For military users, the logic is hard to ignore. If a business loses data, it loses money, but if the military loses data, it loses lives. “In defence, you cannot wait in a queue for cloud support during a blackout,” Doko said. “You must hold your data under your own control.”
The question of ransom payments inevitably comes up. HyperBunker’s stance is clear: paying the hackers fuels crime, but bans don’t bring systems back online. The only reliable way to avoid being cornered is to hold an offline, immutable copy under your own control. Once attackers get administrator credentials – and most breaches end that way – they can access anything run by software. But even with a general’s password in hand, HyperBunker’s disks remain unreachable.
The design avoids features that often become liabilities. There is no cloud dashboard, no password-protected portal, no remote update mechanism. For IT managers used to everything being software-defined and API-driven, that may look primitive. For militaries facing persistent, well-resourced adversaries, it looks more like common sense.
Doko even argues it is quantum-ready. “If quantum computers break encryption, what can they do against storage that is never online?” he said.
HyperBunker, as you can see in the team picture above, is still a small outfit, closer to a startup than a prime contractor. But the first units have already shipped, the pipeline is full, and MoD evaluations are in progress.
“We have had great investor interest and expect to announce fundraising this fall from multiple investors,” Peterman said. “That will also help us in faster shipping of our hardware to clients.”

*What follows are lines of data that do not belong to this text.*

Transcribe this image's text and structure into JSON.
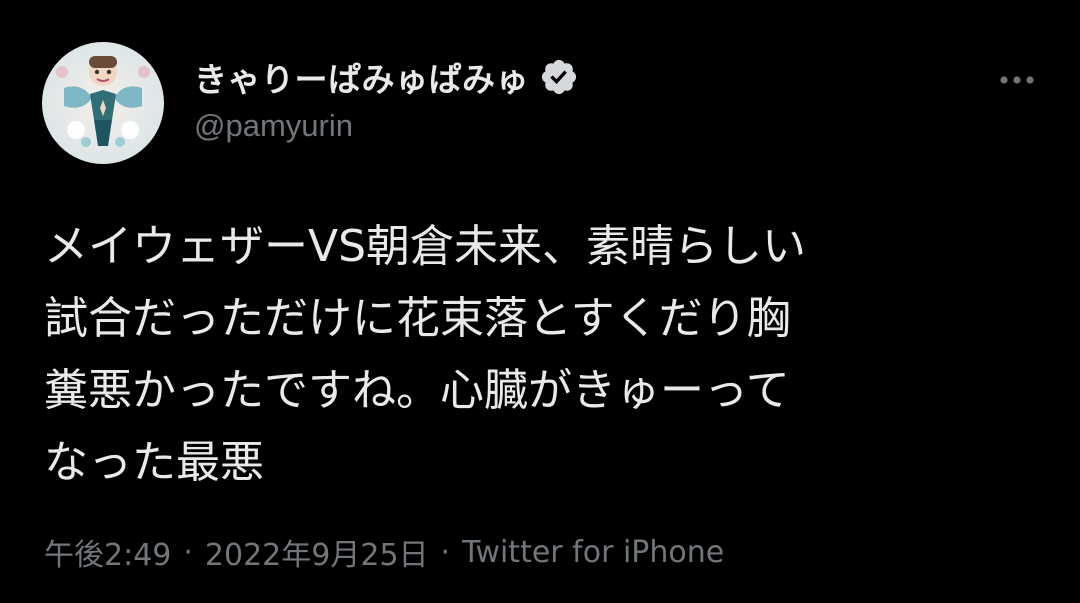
{
  "author": {
    "display_name": "きゃりーぱみゅぱみゅ",
    "handle": "@pamyurin",
    "verified_icon": "verified-badge-icon",
    "more_icon": "more-options-icon"
  },
  "tweet": {
    "lines": [
      "メイウェザーVS朝倉未来、素晴らしい",
      "試合だっただけに花束落とすくだり胸",
      "糞悪かったですね。心臓がきゅーって",
      "なった最悪"
    ]
  },
  "meta": {
    "time": "午後2:49",
    "separator": "·",
    "date": "2022年9月25日",
    "source": "Twitter for iPhone"
  },
  "colors": {
    "background": "#000000",
    "primary_text": "#e7e9ea",
    "secondary_text": "#71767b"
  }
}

Peterman added that the company sees “complacency” as its biggest competitor, noting that organisations continue to trust online backups that ransomware actively targets. He said that others in the offline data storage market, such as Firevault, are not “truly offline” due to their reliance on internet-based management.
HyperBunker’s gamble is that in an age of drones and hypersonics, militaries won’t forget the basics: keeping a copy of their data truly offline. “A cybersecurity chain is only as strong as its weakest link,” Doko said. “That’s why we built HyperBunker to sit outside the chain. Even if everything else fails, it still holds.”